Eveyone here is obsessed with foosball. I want to throw myself into the obsession, and have that little mini-bliss which can happen when something unexpected takes over your world. Only I'm embarassingly bad at foosball, in the way that it's possible to be when you haven't played since 1984 in Georgia with your cousins Mike and Amanda in their rec room. Man. Because, also, there's a tournament going on. And of course, all the admin staff, who spend the day playing foosball in the campus center, are the only ones left in the finals.

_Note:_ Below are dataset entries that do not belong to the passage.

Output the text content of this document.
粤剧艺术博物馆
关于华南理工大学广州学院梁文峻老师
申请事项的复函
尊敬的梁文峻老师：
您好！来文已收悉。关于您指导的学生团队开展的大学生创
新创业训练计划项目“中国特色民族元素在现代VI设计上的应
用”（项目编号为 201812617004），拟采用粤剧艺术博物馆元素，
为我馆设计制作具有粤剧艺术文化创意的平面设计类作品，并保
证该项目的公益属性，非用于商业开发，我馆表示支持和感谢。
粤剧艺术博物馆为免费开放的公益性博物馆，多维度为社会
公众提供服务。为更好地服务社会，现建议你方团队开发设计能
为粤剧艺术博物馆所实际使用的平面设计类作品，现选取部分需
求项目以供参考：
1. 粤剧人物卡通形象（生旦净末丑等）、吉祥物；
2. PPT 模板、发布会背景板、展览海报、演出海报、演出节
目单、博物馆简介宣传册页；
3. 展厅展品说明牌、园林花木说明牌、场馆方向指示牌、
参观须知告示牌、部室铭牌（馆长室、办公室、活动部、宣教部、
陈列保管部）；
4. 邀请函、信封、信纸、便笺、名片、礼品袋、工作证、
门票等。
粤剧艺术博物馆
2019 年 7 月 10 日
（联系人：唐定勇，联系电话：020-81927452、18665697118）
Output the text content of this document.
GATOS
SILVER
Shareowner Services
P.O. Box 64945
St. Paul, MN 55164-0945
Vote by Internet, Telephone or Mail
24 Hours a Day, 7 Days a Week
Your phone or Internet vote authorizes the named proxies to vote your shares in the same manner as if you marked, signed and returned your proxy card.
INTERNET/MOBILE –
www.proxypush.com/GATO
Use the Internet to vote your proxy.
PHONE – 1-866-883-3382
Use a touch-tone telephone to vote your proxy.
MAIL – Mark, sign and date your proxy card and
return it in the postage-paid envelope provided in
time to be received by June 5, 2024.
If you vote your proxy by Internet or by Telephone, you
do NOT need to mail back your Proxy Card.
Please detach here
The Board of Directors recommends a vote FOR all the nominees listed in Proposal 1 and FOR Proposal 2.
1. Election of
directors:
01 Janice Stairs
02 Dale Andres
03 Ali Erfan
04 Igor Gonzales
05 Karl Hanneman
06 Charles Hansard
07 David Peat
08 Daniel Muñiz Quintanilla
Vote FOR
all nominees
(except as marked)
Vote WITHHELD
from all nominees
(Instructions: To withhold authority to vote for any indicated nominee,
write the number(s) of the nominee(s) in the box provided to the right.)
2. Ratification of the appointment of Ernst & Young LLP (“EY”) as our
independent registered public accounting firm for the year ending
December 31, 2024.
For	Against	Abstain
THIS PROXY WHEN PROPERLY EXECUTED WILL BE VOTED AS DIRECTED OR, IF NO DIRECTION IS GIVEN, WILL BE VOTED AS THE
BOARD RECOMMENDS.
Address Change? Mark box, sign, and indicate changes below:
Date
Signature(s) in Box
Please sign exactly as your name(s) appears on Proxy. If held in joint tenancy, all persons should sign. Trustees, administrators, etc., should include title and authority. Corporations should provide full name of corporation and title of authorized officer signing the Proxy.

Yesterday my students had a wonderful conversation about empathy and literature. J was so frustrated that we keep reading disturbing stories/plays ("The Lottery," "Where Are You Going, Where Have You Been?," "The Glass Menagerie," "A Doll's House," "A Rose For Emily") that she asked if the publisher was still in business so she could write to complain about their anthology. And K said she didn't like to think about the sad sorts of things the stories made her imagine. But someone else referenced a line from "The Glass Menagerie" to make the point that it's important to educate oneself about unpleasant events in the past so that one can make the present different. And then P brought up how WWII might not have happened if Germany had been treated differently after WWI. I'm glad I can have these conversations with 10 year-olds. Sometimes I feel as though my 20 year-olds at IU couldn't do it.

Tonight's second activity was child labor in the guise of fun. Seventy kids signed up to wash the staff members' cars. I couldn't get my kids to do that when I was nannying, but these "gifted and talented" kids were totally into it. It was amazing. Almost as good as the activity which consisted of everyone playing Simon Says and me dumping buckets of water on anyone who made a mistake.

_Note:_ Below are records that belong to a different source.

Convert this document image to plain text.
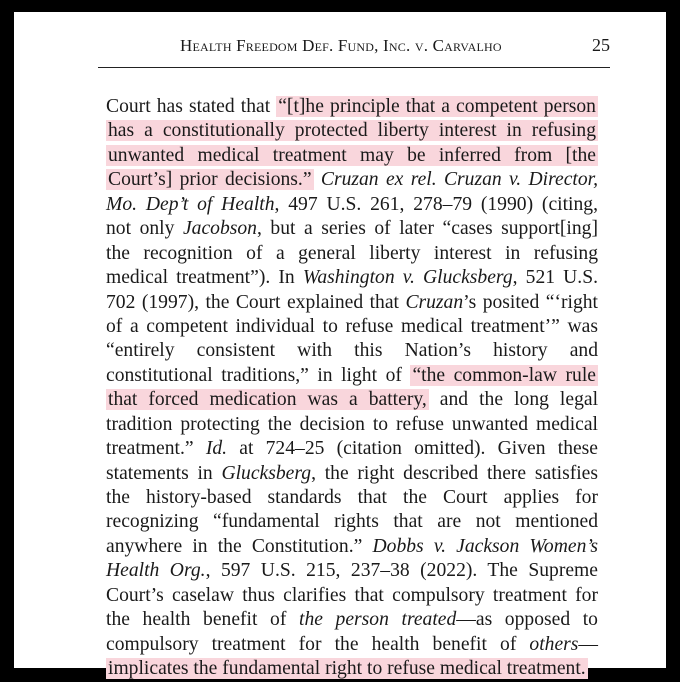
Health Freedom Def. Fund, Inc. v. Carvalho	25
Court has stated that “[t]he principle that a competent person
has a constitutionally protected liberty interest in refusing
unwanted medical treatment may be inferred from [the
Court’s] prior decisions.” Cruzan ex rel. Cruzan v. Director,
Mo. Dep’t of Health, 497 U.S. 261, 278–79 (1990) (citing,
not only Jacobson, but a series of later “cases support[ing]
the recognition of a general liberty interest in refusing
medical treatment”). In Washington v. Glucksberg, 521 U.S.
702 (1997), the Court explained that Cruzan’s posited “‘right
of a competent individual to refuse medical treatment’” was
“entirely consistent with this Nation’s history and
constitutional traditions,” in light of “the common-law rule
that forced medication was a battery, and the long legal
tradition protecting the decision to refuse unwanted medical
treatment.” Id. at 724–25 (citation omitted). Given these
statements in Glucksberg, the right described there satisfies
the history-based standards that the Court applies for
recognizing “fundamental rights that are not mentioned
anywhere in the Constitution.” Dobbs v. Jackson Women’s
Health Org., 597 U.S. 215, 237–38 (2022). The Supreme
Court’s caselaw thus clarifies that compulsory treatment for
the health benefit of the person treated—as opposed to
compulsory treatment for the health benefit of others—
implicates the fundamental right to refuse medical treatment.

I think I need a little distance before I can blog about the real frustrations: the pedagogy issues, the qualms I have with the particularly elitist bent of this program, the persistently bizarre social climate. The 100 degree room (4th floor, no a/c). But I've been feeling my silence and not liking it very much. So there's something, at least.

Sunday, July 03, 2005

nerd camp

Everyone jokes that CTY is nerd camp and that's really true. I made a joke about William Henry Harrison the other day and everyone listening laughed. It's not the kind of camp I long for, sleeping outside and singing all the time, but it has its merits. The kids had a social the other night and you haven't lived until you've seen 250 kids shouting "die, die, die, die" after the line "this'll be the day that I die" in "Bye, Bye Miss American Pie" while strobe lights flash around them. Today is Super Death Dodge Ball which reportedly involves the staff standing in a tight huddle while all the kids surround us and throw balls at us. Eek.

The social scene here is a little funny. While the staff aren't all as nerdy as the campers, there's certainly enough social awkwardness to go around. It's getting better though. I stayed up til 4am the other night learning to play chess (nerdy!) and last night we gathered to watch the phenomonally awful movie Dr. Mordrid (my geeky moment was recognizing Kabal, the evil wizard, as the actor who played both Luke and The Judge on Buffy). Making friends is happening slowly, not in that tight camp rush I remember, but I have a feeling it will happen by the time I leave. And I'm telling myself I need to write anyway.

This is sure pretty turf at any rate, and I'm going to enjoy hiking around and hanging out in NoHa and going off in search of swimming holes. Summer is barrelling head over heels. I'm not getting nearly enough done.